Peptides for Equestrian and Dressage Riders: Recovery for the Lower Back, SI Joint, and Hard Falls
The low back that locks after an hour of sitting trot. The sacroiliac joint that catches when you swing down. How peptide therapy is used for the wear that riding puts on the rider, not the horse.

In this article
Key Takeaways
- Riding does not load the body evenly. It concentrates on the lower back and pelvis: the lumbar spine absorbs repeated shock through the seat, and the sacroiliac joints take asymmetric strain as the rider follows the horse. Sitting trot and dressage work are the hardest on both.
- Lower back pain is the single most commonly reported complaint in riders, with study estimates ranging from roughly 28 percent to 88 percent. BPC-157 is the core tool here for the soft-tissue side of that wear, with the BPC-157/TB-500 combo as the more aggressive option for stubborn cases or fall trauma.
- TB-500 is famous in horse racing for equine tendon recovery. This guide is about the human rider, not the horse. Sermorelin and NAD+ address the slower recovery and end-of-day fatigue that ride along with age and a physical sport.
- The honest part: these are prescription-only, not FDA-approved for injury recovery, and not a painkiller. They are also on the WADA list, so competitive riders under the FEI must steer clear and check their federation rules. This guide is for amateur and masters riders.
Quick Facts
Best for
Amateur, recreational, and masters riders with lower-back, SI-joint, or fall-related soft-tissue wear
Core peptides
BPC-157, BPC-157/TB-500 combo, Sermorelin, NAD+
Form
Subcutaneous injection (BPC-157 and the combo also come as oral capsules)
Storage
Refrigerated 36-46°F, ships ready to use
Prescription
Provider evaluation required, prescription-only in the US
Competition testing
BPC-157 and TB-500 are on the WADA Prohibited List.
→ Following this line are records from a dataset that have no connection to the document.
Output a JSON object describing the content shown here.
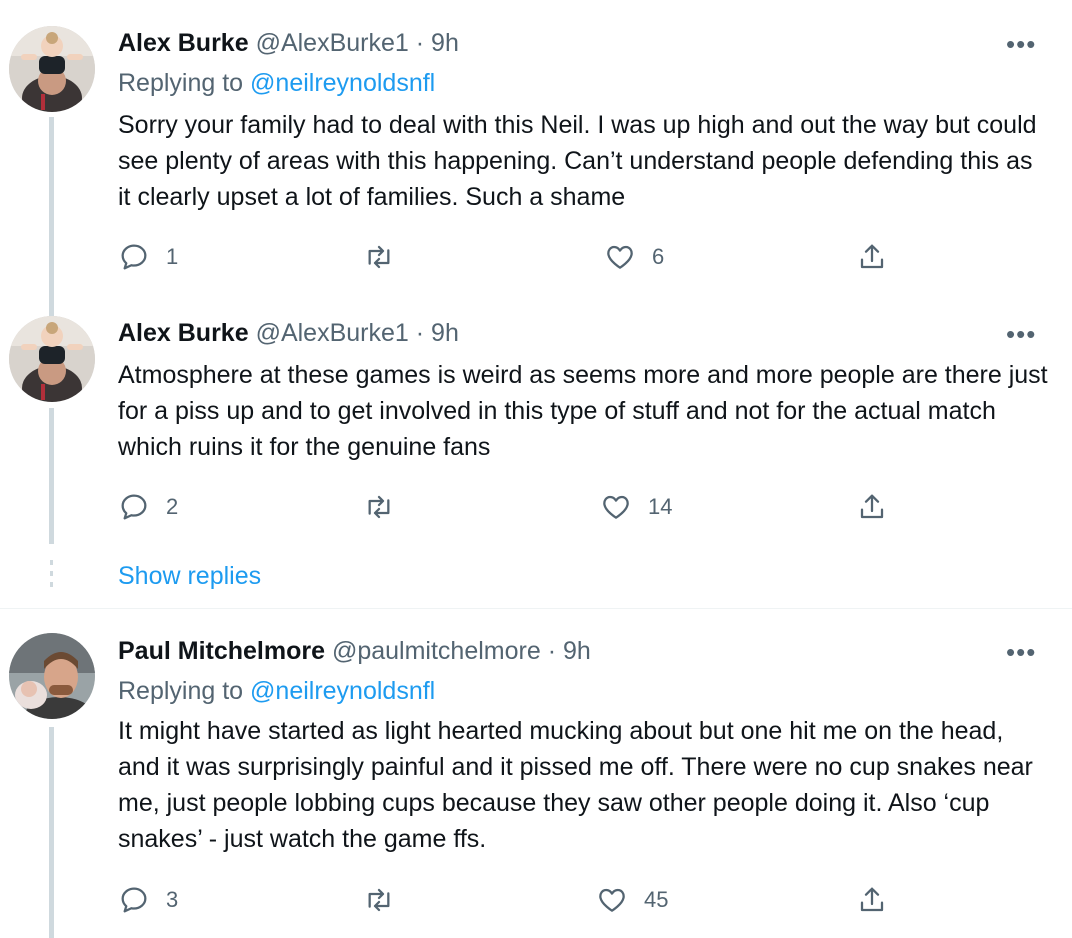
{
  "tweets": [
    {
      "name": "Alex Burke",
      "handle": "@AlexBurke1",
      "time": "9h",
      "replying_prefix": "Replying to ",
      "replying_to": "@neilreynoldsnfl",
      "text": "Sorry your family had to deal with this Neil. I was up high and out the way but could see plenty of areas with this happening. Can’t understand people defending this as it clearly upset a lot of families. Such a shame",
      "replies": "1",
      "retweets": "",
      "likes": "6"
    },
    {
      "name": "Alex Burke",
      "handle": "@AlexBurke1",
      "time": "9h",
      "text": "Atmosphere at these games is weird as seems more and more people are there just for a piss up and to get involved in this type of stuff and not for the actual match which ruins it for the genuine fans",
      "replies": "2",
      "retweets": "",
      "likes": "14"
    },
    {
      "name": "Paul Mitchelmore",
      "handle": "@paulmitchelmore",
      "time": "9h",
      "replying_prefix": "Replying to ",
      "replying_to": "@neilreynoldsnfl",
      "text": "It might have started as light hearted mucking about but one hit me on the head, and it was surprisingly painful and it pissed me off. There were no cup snakes near me, just people lobbing cups because they saw other people doing it. Also ‘cup snakes’ - just watch the game ffs.",
      "replies": "3",
      "retweets": "",
      "likes": "45"
    }
  ],
  "show_replies": "Show replies",
  "dot_separator": "·",
  "more_glyph": "•••",
  "icons": {
    "reply": "reply-icon",
    "retweet": "retweet-icon",
    "like": "heart-icon",
    "share": "share-icon",
    "more": "more-icon"
  },
  "colors": {
    "link": "#1d9bf0",
    "secondary": "#536471",
    "thread_line": "#cfd9de"
  }
}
Tested FEI riders must not use them.
The Low Back After an Hour of Sitting Trot
The scene
You have been sitting the trot for the better part of a school, absorbing every stride through your seat and trying to keep your shoulders quiet over a working horse. By the time you walk on a long rein the low back has gone from tired to a dull, deep ache that sits right across the belt line. Then you swing down, your foot hits the ground, and the sacroiliac joint on one side catches with a sharp pinch that you have to walk off before you can lead the horse in. It is not a one-bad-ride thing anymore. It is the sport, settling into the same two spots it always finds.
Most riders have a version of this. The low back that never fully resets between lessons. The SI joint that locks dismounting after a long session. The hip and pelvis that feel uneven in the saddle because one side has been quietly taking more load for years. The wear of riding does not show up as general soreness. It shows up as a specific structure, in a specific spot, that has taken the same repeated shock one too many times.
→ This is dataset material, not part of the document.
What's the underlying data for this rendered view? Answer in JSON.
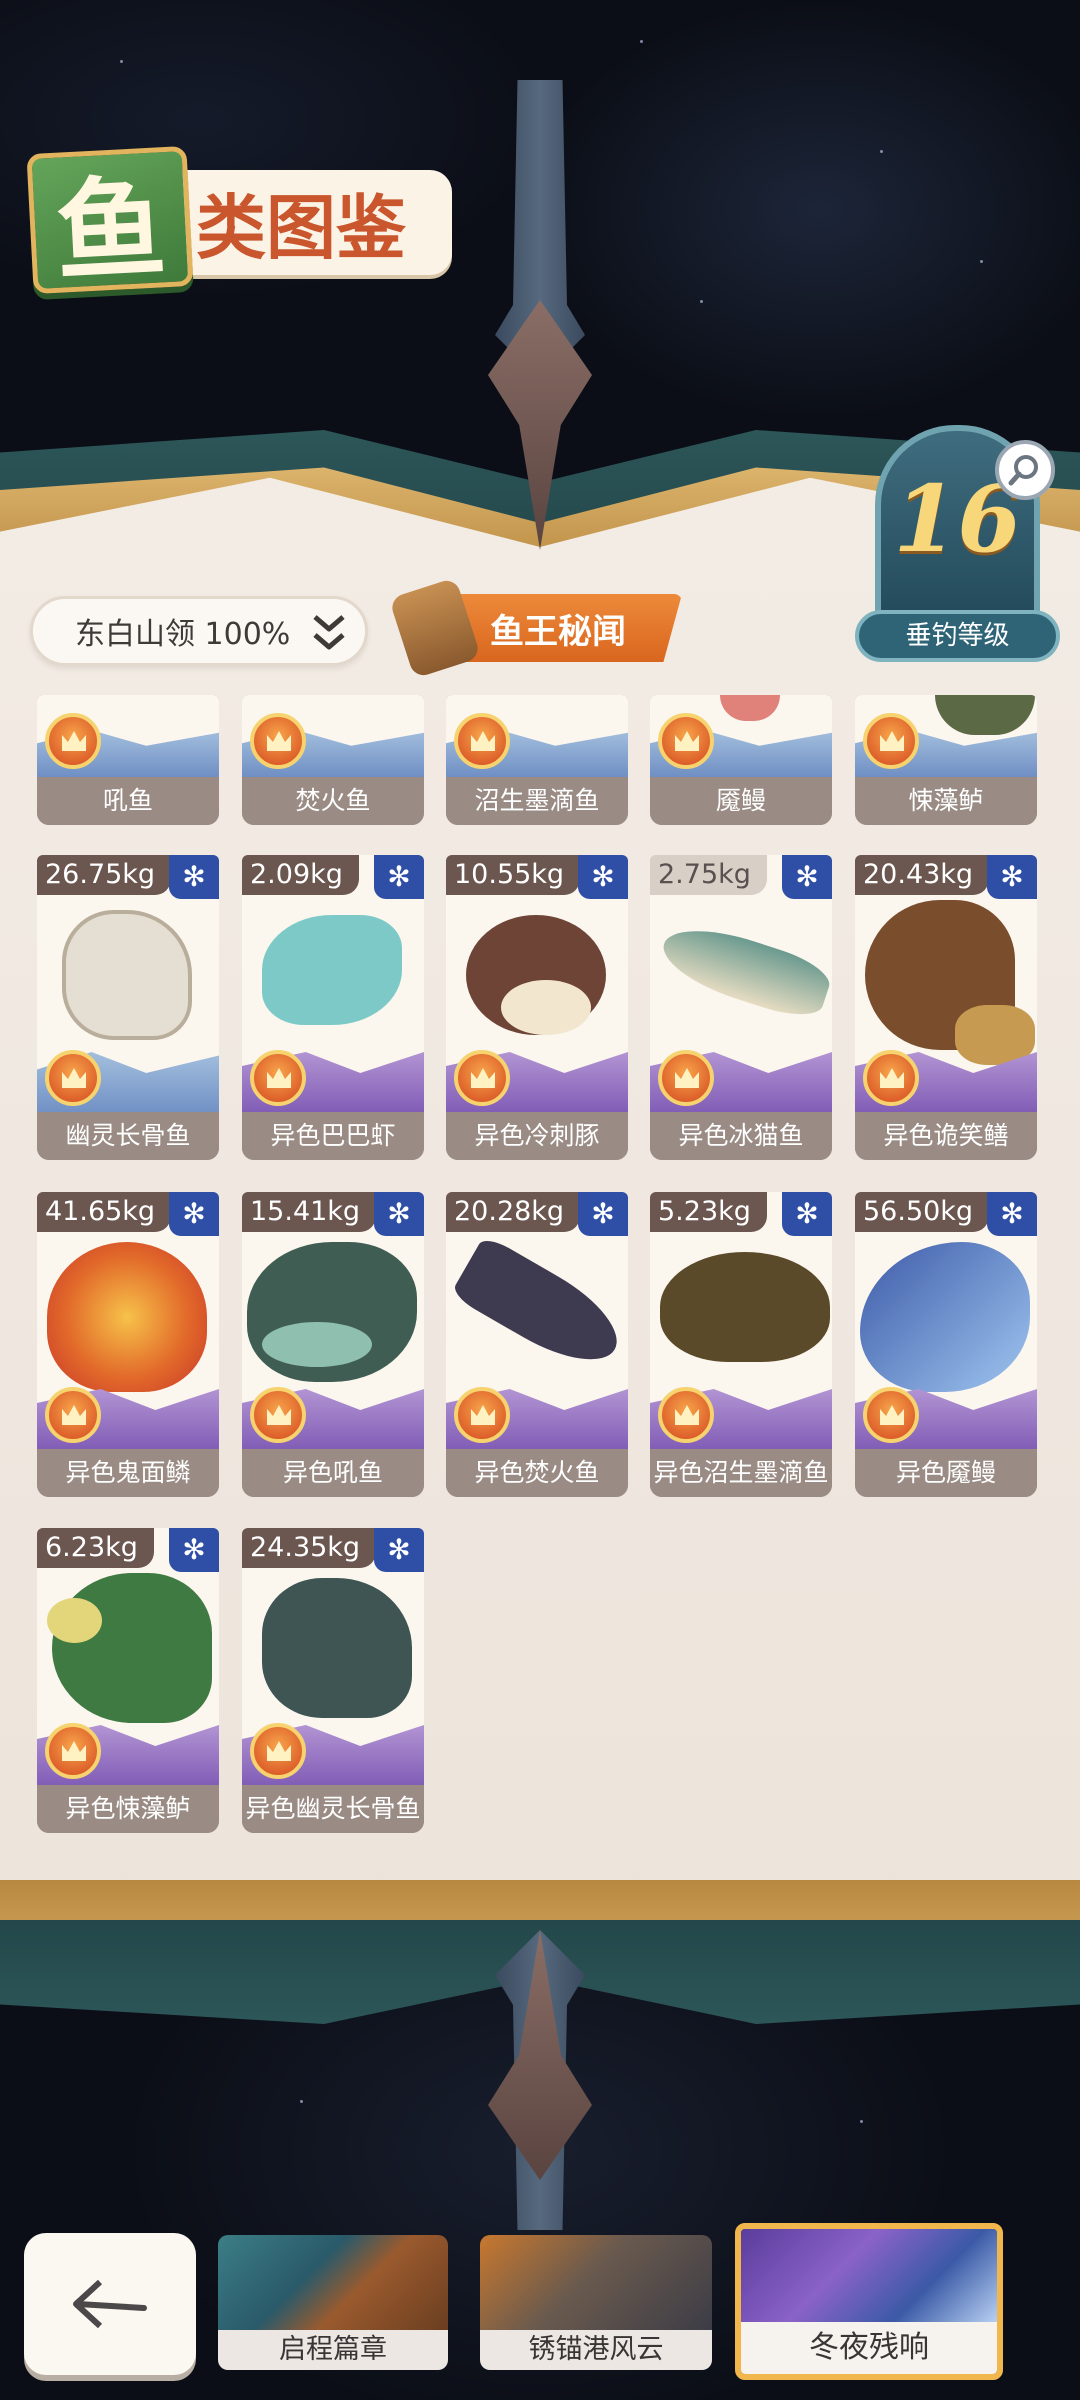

Peptide therapy has become one of the ways some athletes manage that wear. The problem is that almost every guide about it online is written for gym lifters and bodybuilders, not for someone who spends an hour a day following 1,200 pounds of motion with their spine. This one is built for the rider: what riding actually loads, where it gives out, and the peptides used for that connective-tissue repair. It is not about gaining an edge in the ring. It is about keeping the lower back and pelvis working over a long riding life.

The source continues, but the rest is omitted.